Test if there was a difference between the distributions of the two groups.
wilcox.test(SatisfactionScore ~ ServiceType, data = A6R2, exact = FALSE)
##
## Wilcoxon rank sum test with continuity correction
##
## data: SatisfactionScore by ServiceType
## W = 497, p-value < 2.2e-16
## alternative hypothesis: true location shift is not equal to 0
Determine how big of a difference there was between the group distributions.
# install.packages("effectsize")
library(effectsize)
# CALCULATE EFFECT SIZE (R VALUE)
rank_biserial(SatisfactionScore ~ ServiceType, data = A6R2, exact = FALSE)
## r (rank biserial) | 95% CI
## ----------------------------------
## -0.90 | [-0.93, -0.87]
Q1) What is the size of the effect?
Q2) Which group had the higher average rank?
A Mann-Whitney U test was conducted to compare customer satisfaction scores between customers served by human agents (n = 100) and those served by an AI chatbot (n = 100).

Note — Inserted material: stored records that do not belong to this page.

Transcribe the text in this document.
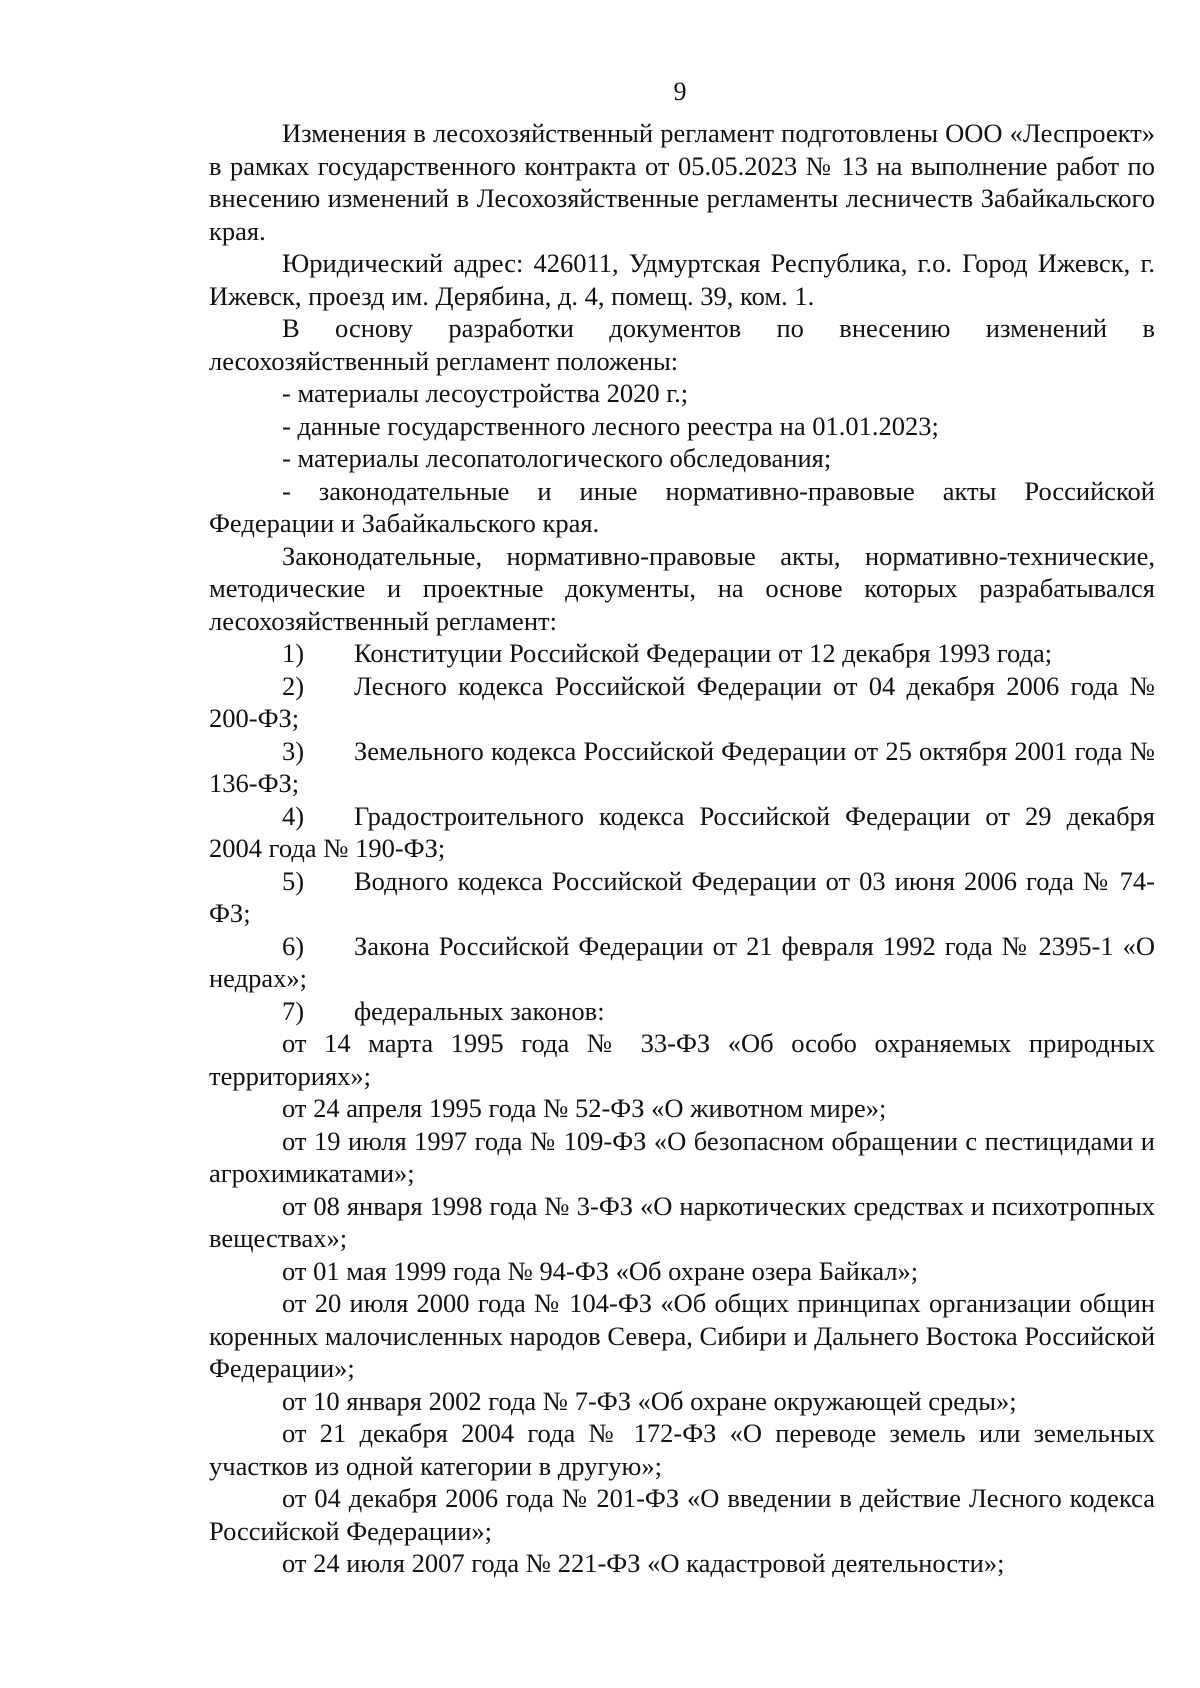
9

Изменения в лесохозяйственный регламент подготовлены ООО «Леспроект» в рамках государственного контракта от 05.05.2023 № 13 на выполнение работ по внесению изменений в Лесохозяйственные регламенты лесничеств Забайкальского края.

Юридический адрес: 426011, Удмуртская Республика, г.о. Город Ижевск, г. Ижевск, проезд им. Дерябина, д. 4, помещ. 39, ком. 1.

В основу разработки документов по внесению изменений в лесохозяйственный регламент положены:

- материалы лесоустройства 2020 г.;

- данные государственного лесного реестра на 01.01.2023;

- материалы лесопатологического обследования;

- законодательные и иные нормативно-правовые акты Российской Федерации и Забайкальского края.

Законодательные, нормативно-правовые акты, нормативно-технические, методические и проектные документы, на основе которых разрабатывался лесохозяйственный регламент:

1) Конституции Российской Федерации от 12 декабря 1993 года;

2) Лесного кодекса Российской Федерации от 04 декабря 2006 года № 200-ФЗ;

3) Земельного кодекса Российской Федерации от 25 октября 2001 года № 136-ФЗ;

4) Градостроительного кодекса Российской Федерации от 29 декабря 2004 года № 190-ФЗ;

5) Водного кодекса Российской Федерации от 03 июня 2006 года № 74-ФЗ;

6) Закона Российской Федерации от 21 февраля 1992 года № 2395-1 «О недрах»;

7) федеральных законов:

от 14 марта 1995 года № 33-ФЗ «Об особо охраняемых природных территориях»;

от 24 апреля 1995 года № 52-ФЗ «О животном мире»;

от 19 июля 1997 года № 109-ФЗ «О безопасном обращении с пестицидами и агрохимикатами»;

от 08 января 1998 года № 3-ФЗ «О наркотических средствах и психотропных веществах»;

от 01 мая 1999 года № 94-ФЗ «Об охране озера Байкал»;

от 20 июля 2000 года № 104-ФЗ «Об общих принципах организации общин коренных малочисленных народов Севера, Сибири и Дальнего Востока Российской Федерации»;

от 10 января 2002 года № 7-ФЗ «Об охране окружающей среды»;

от 21 декабря 2004 года № 172-ФЗ «О переводе земель или земельных участков из одной категории в другую»;

от 04 декабря 2006 года № 201-ФЗ «О введении в действие Лесного кодекса Российской Федерации»;

от 24 июля 2007 года № 221-ФЗ «О кадастровой деятельности»;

Customers served by human agents had a median satisfaction score of (Mdn = 8), while customers served by the AI chatbot had a median satisfaction score of (Mdn = 3) The test indicated a statistically significant difference between the two groups, U = 497, p < 0.001. The effect size was large (r = -0.90), indicating a substantial difference in satisfaction scores. Overall, customers served by human agents reported significantly higher satisfaction than those served by the AI chatbot.